(I will be concise in efforts to redeem myself for the lengthy and rambling qualities of my last post, which were excessive for the reader in hindsight...sorry!)
Before moving away completely from Native Son, I would like to juxtapose the first and last images in the book and to make some conclusions about the somewhat bizarre parallelisms. The book opens with an onomatopeiaic imitation of an alarm clock that "clanged" (3) and closes with "the ring of steel against steel as a far door clanged shut" (430). Wright's focus on the unnatural, metallic sounds of the door closing is potentially to highlight an obvious metaphor for the end of Bigger's life. His focus on the alarm clock's incessant "tinny ring" (3), if we allow for a bit of interpretive rubato, serves to hint that Bigger has so little free will that even an inanimate alarm clock has the upper hand. Also highlighting Bigger's lack of control and power in the first scene is the fact that he is within "a narrow space between two iron beds" (3). This image has an illuminating parallel to an image elicited at the book's closing, when Bigger "held on to the bars" of his prison cell (430). Presumably, Wright shaped these similarities to emphasize the idea that ultimately, Bigger's life before prison and murder was just about equivalent to his life a few hours before death. Neither gave him rights, control, free will, safety, or any peace of mind.
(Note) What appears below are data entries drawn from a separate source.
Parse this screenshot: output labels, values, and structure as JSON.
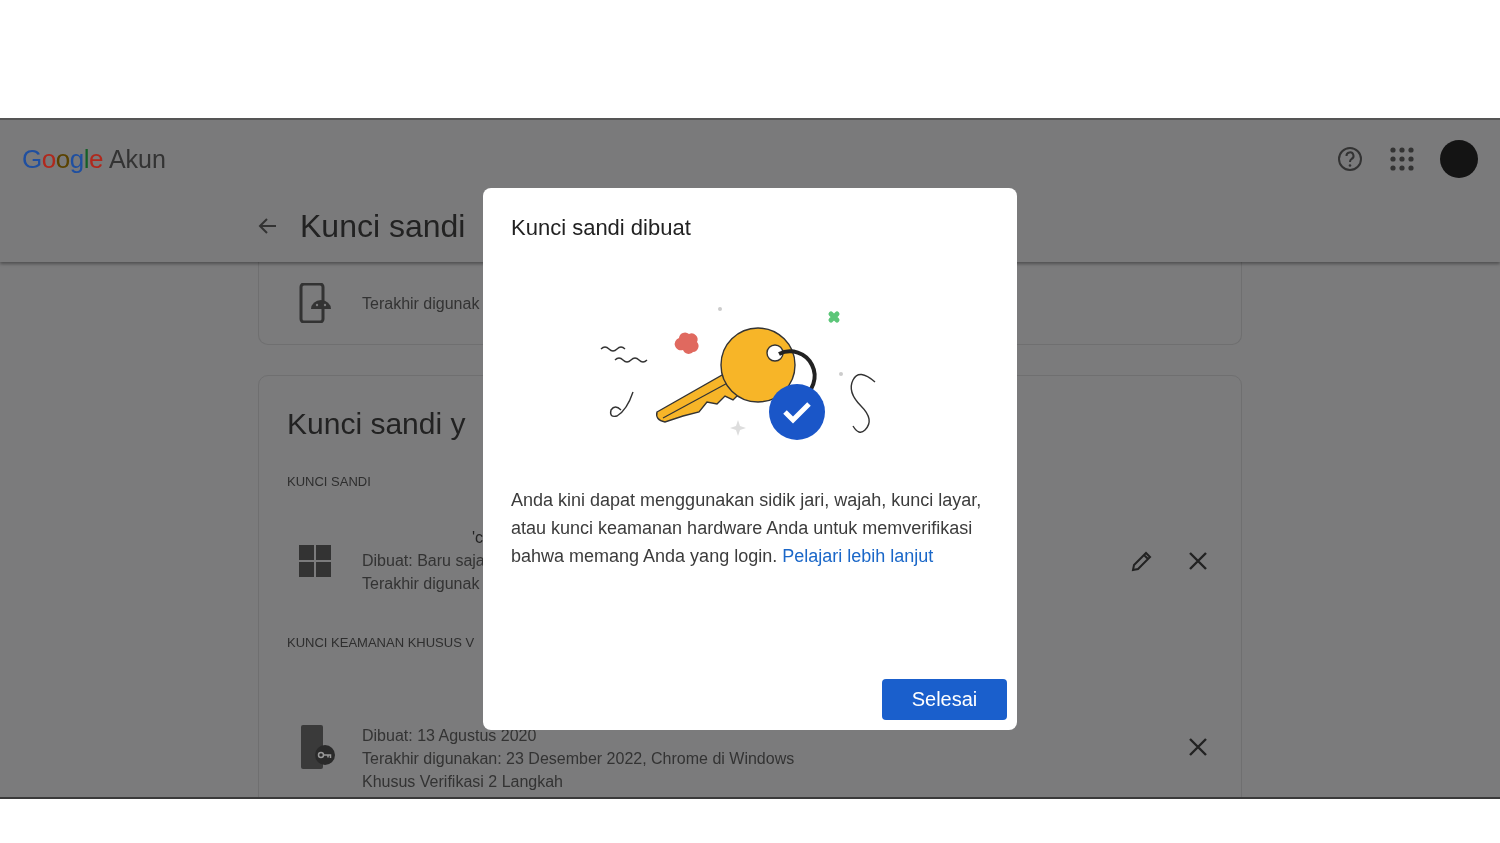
{
  "header": {
    "logo": "Google",
    "product": "Akun"
  },
  "page": {
    "title": "Kunci sandi"
  },
  "top_card": {
    "rows": [
      {
        "kind": "android_phone",
        "lines": [
          "Terakhir digunak"
        ],
        "actions": []
      }
    ]
  },
  "main_card": {
    "title": "Kunci sandi y",
    "sections": [
      {
        "heading": "KUNCI SANDI",
        "rows": [
          {
            "kind": "windows",
            "name": "'c",
            "lines": [
              "Dibuat: Baru saja",
              "Terakhir digunak"
            ],
            "actions": [
              {
                "kind": "edit"
              },
              {
                "kind": "remove"
              }
            ]
          }
        ]
      },
      {
        "heading": "KUNCI KEAMANAN KHUSUS V",
        "rows": [
          {
            "kind": "security_key_phone",
            "lines": [
              "Dibuat: 13 Agustus 2020",
              "Terakhir digunakan: 23 Desember 2022, Chrome di Windows",
              "Khusus Verifikasi 2 Langkah"
            ],
            "actions": [
              {
                "kind": "remove"
              }
            ]
          }
        ]
      }
    ]
  },
  "dialog": {
    "title": "Kunci sandi dibuat",
    "body": "Anda kini dapat menggunakan sidik jari, wajah, kunci layar, atau kunci keamanan hardware Anda untuk memverifikasi bahwa memang Anda yang login.",
    "link": "Pelajari lebih lanjut",
    "button": "Selesai"
  }
}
Wow--I've never noticed this verbal echo before. Bigger more than once compares his life to "being in jail" even before he's literally in jail, and when he is imprisoned he says something to the effect that it only makes literal how he's been feeling all along. It also underscores the fatalism that characterizes Wright's narrative--the alarm clock that wakes him on this fateful day anticipates (and ultimately leads directly to) the jail doors clanging shut on him on his final day.